Prohibiting interest on stablecoins repeats failed 1930's banking regulation. History shows such restrictions hurt consumers and only delay the inevitable.
The recently passed GENIUS Act includes the following provision:
PROHIBITION ON INTEREST.—No permitted payment stablecoin issuer or foreign payment stablecoin issuer shall pay the holder of any payment stablecoin any form of interest or yield (whether in cash, tokens, or other consideration) solely in connection with the holding, use, or retention of such payment stablecoin.These rates were set in the Federal Reserve’s Regulation Q
This restriction is simply stated and is not tied to any concern about financial stability. In fact, it is believed that the banking industry was the supporter of this prohibition. And therein lies an irony.
Interest payments on demand deposits by banks were prohibited by banking laws passed in the 1930s. The Federal Reserve was given the power to determine ceilings for interest rates that banks could pay on other deposits. These rates were set in the Federal Reserve’s Regulation Q. The regulation of interest on savings accounts was extended to saving institutions which financed most mortgages in this period. The restrictions did not matter much during the 1930s and 1940s, when interest rates were quite low, and even into the 1950s.

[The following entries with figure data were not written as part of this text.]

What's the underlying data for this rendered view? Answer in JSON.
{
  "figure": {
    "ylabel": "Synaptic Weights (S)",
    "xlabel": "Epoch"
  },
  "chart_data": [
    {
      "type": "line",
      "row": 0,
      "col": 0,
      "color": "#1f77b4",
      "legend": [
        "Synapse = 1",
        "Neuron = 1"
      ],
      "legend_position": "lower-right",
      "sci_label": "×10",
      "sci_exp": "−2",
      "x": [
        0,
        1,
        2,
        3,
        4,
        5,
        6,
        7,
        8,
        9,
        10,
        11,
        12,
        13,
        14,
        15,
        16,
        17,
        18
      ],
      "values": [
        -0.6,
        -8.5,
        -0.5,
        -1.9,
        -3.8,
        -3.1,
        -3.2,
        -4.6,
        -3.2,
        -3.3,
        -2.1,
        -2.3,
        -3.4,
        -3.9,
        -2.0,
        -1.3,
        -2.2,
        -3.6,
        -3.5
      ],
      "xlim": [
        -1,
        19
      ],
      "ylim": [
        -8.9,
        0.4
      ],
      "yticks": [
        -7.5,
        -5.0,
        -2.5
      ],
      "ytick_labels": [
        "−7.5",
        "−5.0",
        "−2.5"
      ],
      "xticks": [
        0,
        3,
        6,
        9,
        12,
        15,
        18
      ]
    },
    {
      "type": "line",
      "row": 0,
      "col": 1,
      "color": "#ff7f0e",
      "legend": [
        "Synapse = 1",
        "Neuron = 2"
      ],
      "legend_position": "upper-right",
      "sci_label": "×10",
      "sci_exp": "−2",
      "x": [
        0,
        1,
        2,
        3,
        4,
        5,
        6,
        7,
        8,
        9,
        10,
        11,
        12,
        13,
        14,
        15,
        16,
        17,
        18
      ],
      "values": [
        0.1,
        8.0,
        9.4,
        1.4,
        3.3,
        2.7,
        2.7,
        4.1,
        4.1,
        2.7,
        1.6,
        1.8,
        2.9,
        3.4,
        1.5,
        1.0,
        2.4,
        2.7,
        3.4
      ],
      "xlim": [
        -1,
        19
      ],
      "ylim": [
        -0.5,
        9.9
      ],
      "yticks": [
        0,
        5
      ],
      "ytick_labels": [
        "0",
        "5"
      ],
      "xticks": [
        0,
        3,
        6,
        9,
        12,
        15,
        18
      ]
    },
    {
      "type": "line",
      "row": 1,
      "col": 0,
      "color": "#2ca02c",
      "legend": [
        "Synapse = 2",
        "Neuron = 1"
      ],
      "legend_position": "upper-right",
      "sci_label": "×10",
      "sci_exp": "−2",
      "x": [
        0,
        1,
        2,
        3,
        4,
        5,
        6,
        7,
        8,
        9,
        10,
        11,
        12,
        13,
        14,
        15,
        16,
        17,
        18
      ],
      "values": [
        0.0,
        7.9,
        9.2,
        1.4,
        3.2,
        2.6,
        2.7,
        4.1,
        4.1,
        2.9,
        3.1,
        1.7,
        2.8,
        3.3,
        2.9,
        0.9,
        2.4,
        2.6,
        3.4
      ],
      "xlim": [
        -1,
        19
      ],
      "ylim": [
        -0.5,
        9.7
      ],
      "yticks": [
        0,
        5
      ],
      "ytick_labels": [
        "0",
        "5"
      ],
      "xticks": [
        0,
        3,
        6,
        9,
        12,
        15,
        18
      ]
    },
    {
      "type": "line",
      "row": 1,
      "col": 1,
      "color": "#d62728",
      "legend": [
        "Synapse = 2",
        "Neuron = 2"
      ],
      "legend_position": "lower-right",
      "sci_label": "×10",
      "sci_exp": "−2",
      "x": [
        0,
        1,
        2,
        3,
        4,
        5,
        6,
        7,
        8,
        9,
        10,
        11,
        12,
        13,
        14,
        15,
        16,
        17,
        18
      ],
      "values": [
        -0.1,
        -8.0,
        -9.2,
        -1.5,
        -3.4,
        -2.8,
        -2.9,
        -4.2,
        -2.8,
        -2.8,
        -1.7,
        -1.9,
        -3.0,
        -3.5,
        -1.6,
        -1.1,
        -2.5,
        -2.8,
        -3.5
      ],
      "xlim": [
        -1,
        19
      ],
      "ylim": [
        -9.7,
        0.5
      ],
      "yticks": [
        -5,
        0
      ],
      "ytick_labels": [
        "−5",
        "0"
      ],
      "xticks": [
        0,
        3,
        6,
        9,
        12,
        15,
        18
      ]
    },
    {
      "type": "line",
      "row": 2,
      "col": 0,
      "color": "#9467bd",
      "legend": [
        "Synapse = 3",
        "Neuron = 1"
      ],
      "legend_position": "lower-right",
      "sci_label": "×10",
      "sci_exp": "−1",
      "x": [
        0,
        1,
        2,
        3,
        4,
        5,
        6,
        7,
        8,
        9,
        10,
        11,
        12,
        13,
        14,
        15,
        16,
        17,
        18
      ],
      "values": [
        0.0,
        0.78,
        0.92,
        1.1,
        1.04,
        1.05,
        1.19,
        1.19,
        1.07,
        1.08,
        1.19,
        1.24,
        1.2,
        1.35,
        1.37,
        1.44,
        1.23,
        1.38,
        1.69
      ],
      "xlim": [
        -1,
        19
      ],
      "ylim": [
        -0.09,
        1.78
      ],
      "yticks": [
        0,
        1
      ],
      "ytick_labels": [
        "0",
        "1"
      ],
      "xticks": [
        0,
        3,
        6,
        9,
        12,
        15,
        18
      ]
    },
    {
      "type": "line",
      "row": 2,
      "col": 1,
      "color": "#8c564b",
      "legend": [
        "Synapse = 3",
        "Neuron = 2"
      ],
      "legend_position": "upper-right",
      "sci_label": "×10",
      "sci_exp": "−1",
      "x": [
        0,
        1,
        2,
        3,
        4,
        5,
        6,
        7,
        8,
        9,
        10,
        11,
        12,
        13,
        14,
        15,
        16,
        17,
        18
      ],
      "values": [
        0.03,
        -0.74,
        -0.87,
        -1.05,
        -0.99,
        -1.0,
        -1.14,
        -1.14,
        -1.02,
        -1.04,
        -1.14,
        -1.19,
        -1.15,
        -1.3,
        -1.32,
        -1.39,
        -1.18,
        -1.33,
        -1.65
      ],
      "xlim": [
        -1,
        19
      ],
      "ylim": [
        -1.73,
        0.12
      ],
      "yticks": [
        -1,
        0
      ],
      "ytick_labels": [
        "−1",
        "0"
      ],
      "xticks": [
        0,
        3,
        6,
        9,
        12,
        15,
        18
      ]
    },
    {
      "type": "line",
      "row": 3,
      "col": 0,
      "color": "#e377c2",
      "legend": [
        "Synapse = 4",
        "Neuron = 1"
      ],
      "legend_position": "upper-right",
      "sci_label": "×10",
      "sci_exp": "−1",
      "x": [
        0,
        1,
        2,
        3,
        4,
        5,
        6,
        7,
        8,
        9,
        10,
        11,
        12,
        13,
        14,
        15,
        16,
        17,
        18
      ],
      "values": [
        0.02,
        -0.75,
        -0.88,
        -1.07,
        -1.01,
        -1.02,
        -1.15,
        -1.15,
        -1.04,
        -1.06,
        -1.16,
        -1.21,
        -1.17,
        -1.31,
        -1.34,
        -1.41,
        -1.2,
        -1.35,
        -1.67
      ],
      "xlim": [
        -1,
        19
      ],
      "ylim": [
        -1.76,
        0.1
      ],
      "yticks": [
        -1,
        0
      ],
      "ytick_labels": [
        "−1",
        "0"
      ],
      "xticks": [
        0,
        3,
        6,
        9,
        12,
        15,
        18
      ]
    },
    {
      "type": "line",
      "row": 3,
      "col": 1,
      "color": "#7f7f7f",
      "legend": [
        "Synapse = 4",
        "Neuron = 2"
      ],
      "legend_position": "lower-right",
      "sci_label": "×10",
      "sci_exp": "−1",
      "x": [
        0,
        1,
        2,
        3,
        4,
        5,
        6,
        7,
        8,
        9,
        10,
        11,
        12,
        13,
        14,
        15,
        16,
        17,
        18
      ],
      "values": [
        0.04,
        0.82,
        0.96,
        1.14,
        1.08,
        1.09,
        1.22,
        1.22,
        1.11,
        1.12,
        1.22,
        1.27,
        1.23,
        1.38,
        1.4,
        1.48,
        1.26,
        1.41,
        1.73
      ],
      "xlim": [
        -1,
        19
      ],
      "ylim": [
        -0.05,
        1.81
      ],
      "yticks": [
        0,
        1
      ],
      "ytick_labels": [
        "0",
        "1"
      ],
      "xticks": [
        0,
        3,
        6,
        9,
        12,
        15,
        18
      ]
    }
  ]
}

In the 1960s though, as inflation picked up, interest rates outside banks started to rise. What happened? It may seem surprising, but some people started to take their funds out of banks to purchase U.S. Treasury bills for themselves. Recall, money market funds did not exist, and at that time, the smallest Treasury bill was $1,000. Individuals had to go to teller windows at Federal Reserve Banks and buy them. And buy them they did. This created deposit outflows at the banks which resulted in “credit crunches.” Outflows also occurred at the savings institutions and these decreased the supply of new mortgages and thus housing construction.

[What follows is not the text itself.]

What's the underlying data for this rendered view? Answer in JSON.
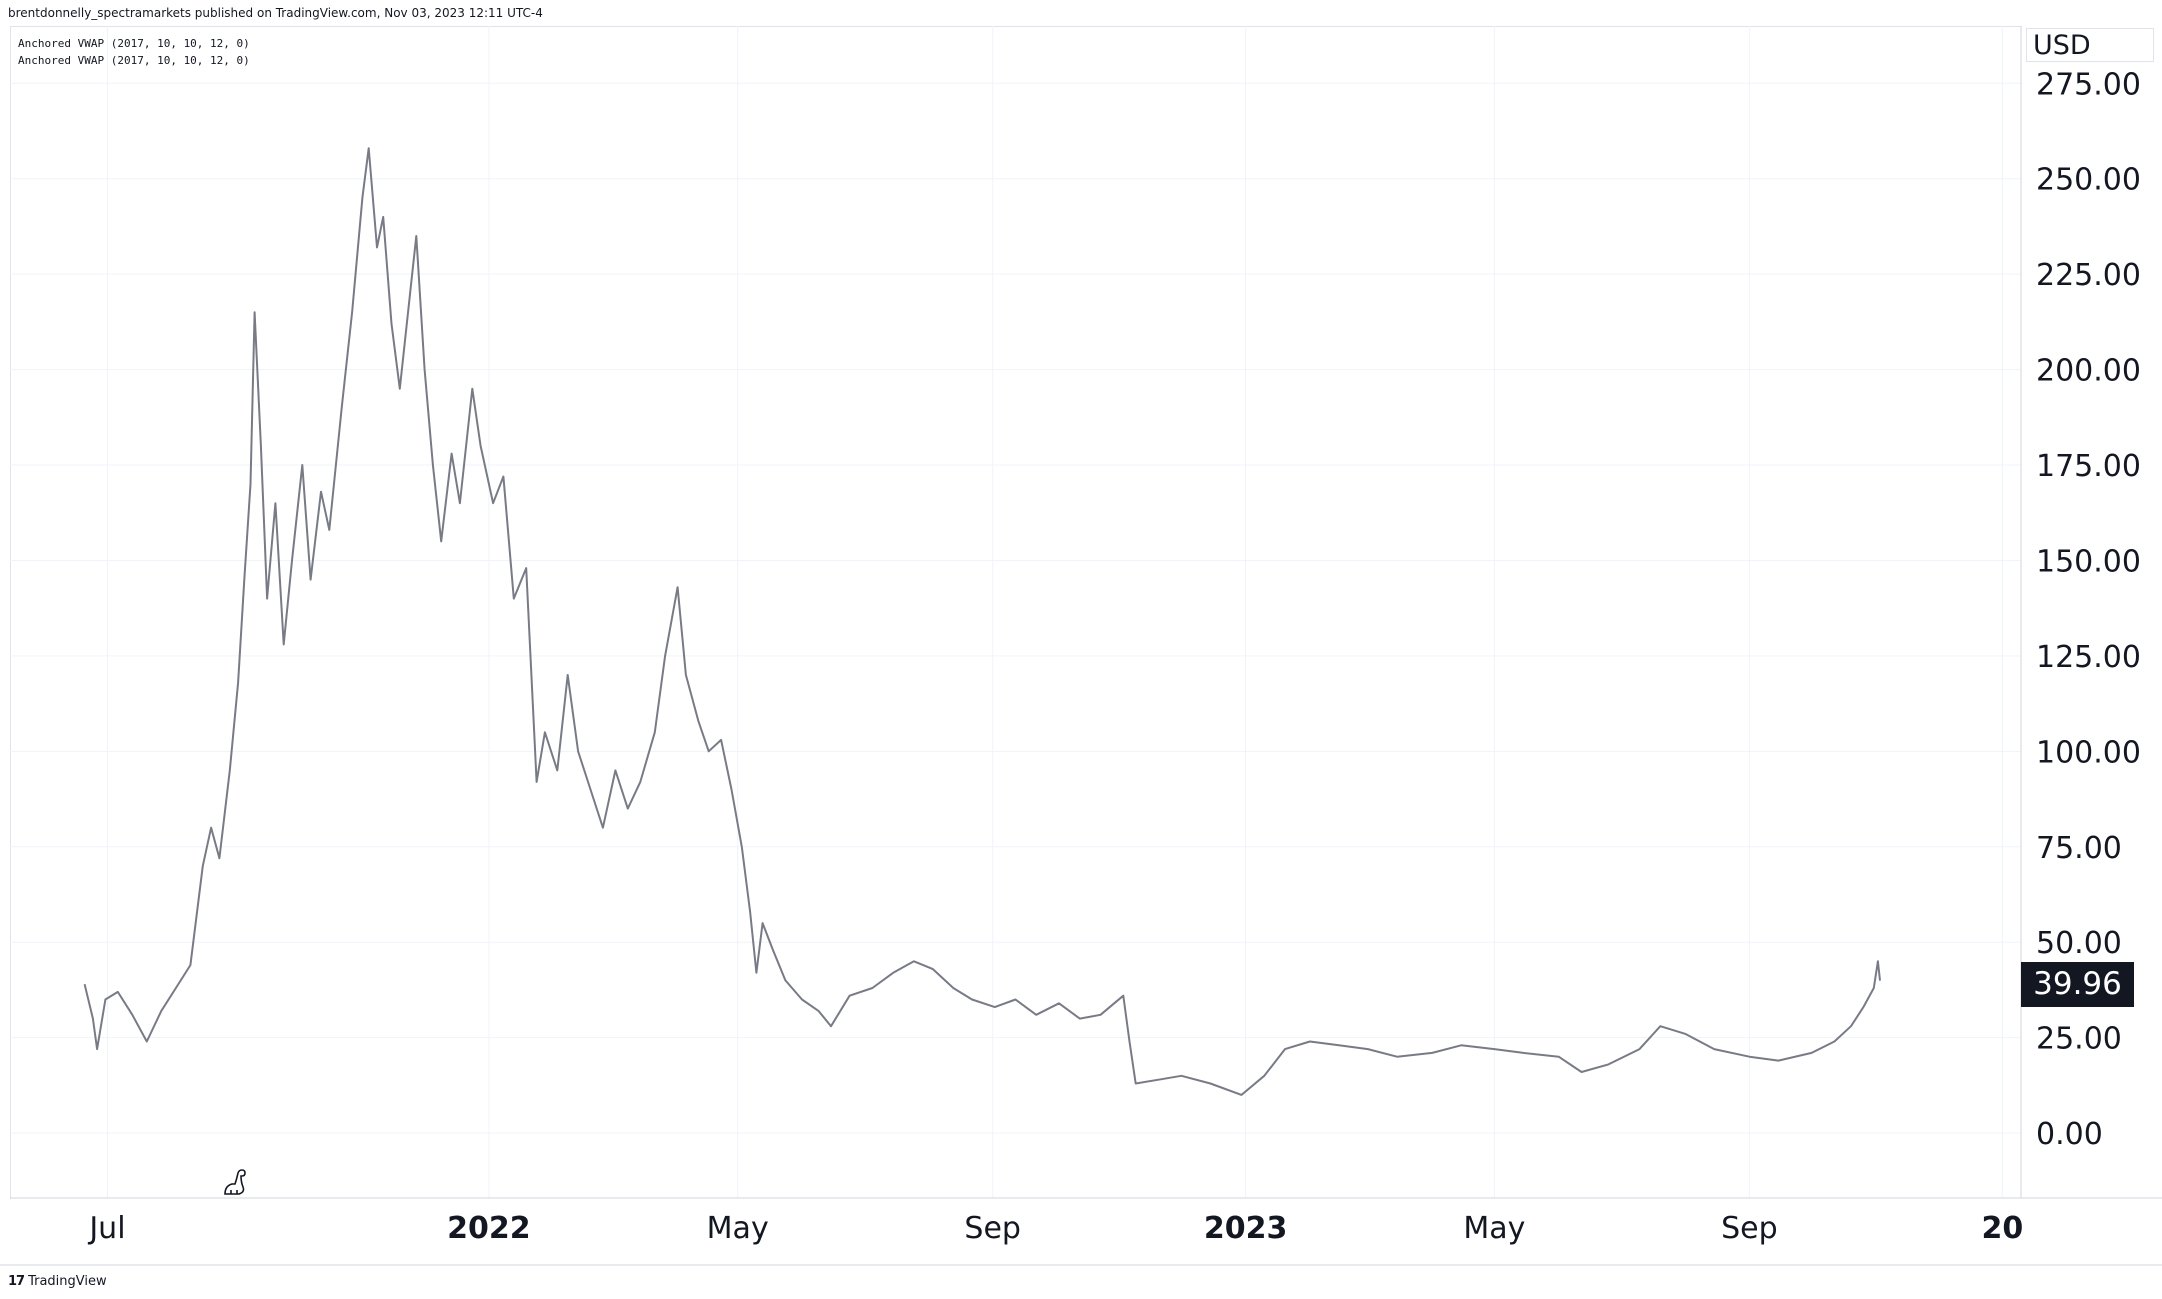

The federal government responded to the decreases in deposits and increases in Treasury Bill purchases by raising the minimum value of a T-bill to $10,000, cutting off this alternative to low-interest paying bank deposits.
Banks also tried to attract deposits by working around the ceilings on interest rates on deposits. For a time, new depositors at banks received non-cash rewards for deposits, such as new toasters among other items. This encouraged depositors to withdraw deposits from one bank and deposit the funds in another. But then Regulation Q was revised to include non-cash payments to depositors, which outlawed this subversion of the ceilings.
Some financial institutions in the Northeast were outside the purview of the Federal Reserve’s Regulation Q and began paying interest on accounts called NOW accounts. While quite similar to checking accounts from a depositor’s perspective, there are enough differences that they are legally distinct. This, of course, created outflows at banks.
More ominously for Regulation Q, money market funds came into being in 1971. They were a way for investors to receive interest rates close to those on Treasury bills with the convenience of being more readily available than funds from selling Treasury bills. Accounts at money market funds were not subject to Regulation Q and were more convenient than holding Treasury bills directly. Furthermore, accounts at money market funds could be used as checking accounts for large payments, which made them a convenient checking and savings account. Securities firms also introduced cash management accounts which could serve most, if not all, the functions of a checking account. These accounts were a substitute for bank deposits, although they were relatively unimportant in the 1970s. The high interest rates at the end of the 1970s and early 1980s made money markets much more relevant . Investments in money market funds exploded when interest rates increased in the late 1970s and early 1980s. Investments in money market funds were 27 times higher in July 1981 than in July 1978.
No doubt at least partly due to this competition from money market funds and securities firms, ceilings on interest rates at banks were phased out from 1981 to 1986.
Interest rates on deposits at banks now are set by the banks themselves. However, coming full circle, the GENIUS Act’s prohibition of interest on stablecoins prohibits stablecoin issuers from doing just what the banks were previously prohibited from doing.
Just as with the ways banks worked around Regulation Q, stablecoin issuers already seem to have found a way to work around the GENIUS Act’s prohibition of interest on stablecoins.
Coinbase has announced that it will pay “rewards” for funds held at Coinbase in stablecoins even if the issuers cannot pay interest directly.
The Bank Policy Institute has come out firmly in favor of amending the GENIUS Act to prohibit these rewards for assets that compete with bank deposits.
Even if the GENIUS Act is amended to prohibit second-hand payment of “rewards,”this is not the end of the story. Stablecoin issuers will have an incentive to find another way to pay interest to attract funds, and they will do so. Then regulatory or legal changes will follow and further efforts to get around those new prohibitions will occur.
The prohibition of interest on stablecoins is likely to die sooner or later, just as interest rate ceilings on deposits at banks died. This regulation is detrimental to the general public’s well-being by depriving them of interest, and shifts asset holders’ holdings away from stablecoins and toward bank deposits solely due to a regulation to benefit banks. Besides that, the prohibition takes creative minds away from creating better products or services, instead using their imaginative energy to find ways to work around regulations, which is a net loss for everyone.